I heard the boom of a gun and the whump of a shell and I stood up and ran the other way. I heard another boom and another whump and the first shell slammed into the Sheridan and bowled it all the way over and then the second hit Marshall’s Humvee and demolished it completely. I threw myself behind the north corner of the hut and rolled tight against the base of the wall and listened to shards of metal rattling against the cinder blocks and the screeching as the old Sheridan’s armor finally came apart.
The tanks were very close now. I could hear their engine notes rising and falling as they breasted rises and crashed through dips. I could hear their tracks slapping against their skirts. I could hear their hydraulics whining as they traversed their guns.
I got to my feet. Stood up straight. Wiped dust out of my eyes. Stepped over to the iron door. Saw the bright crater my gun had made. I knew Marshall had to be either standing in the south window looking for me running or standing in the west window looking for me dead behind the wreckage. I knew he was tall and I knew he was right-handed. I fixed an abstract target in my mind. Moved my left hand and put it on the doorknob. Waited.

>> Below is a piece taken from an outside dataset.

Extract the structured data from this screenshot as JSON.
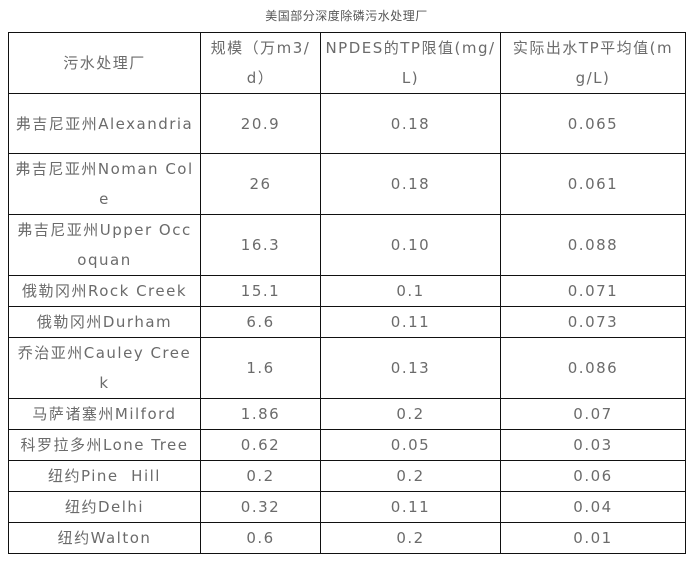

The next shells were fired so close that I heard boom whump boom whump with no pause in between. I pulled the door and stepped inside. Marshall was right there in front of me. He was facing away, looking south, framed by the brightness of the window. I aimed at his right shoulder blade and pulled the trigger and a shell took the roof off the hut. The room was instantly full of dust and I was hit by falling beams and corrugated sheets and stung by fragments of flying concrete. I went down on my knees. Then I collapsed on my front. I was pinned. I couldn’t see Marshall. I heaved myself back up on my knees and flailed my arms to fight off the debris. The dust was sucking upward in a ragged spiral and I could see bright blue sky above me. I could hear tank tracks all around me. Then I heard another boom whump and the front corner of the hut blew away. It was there, and then it wasn’t. It was solid, and then it was a spray of gray dust coming toward me at the speed of sound. A gale of dusty air whipped after it and knocked me off my feet again.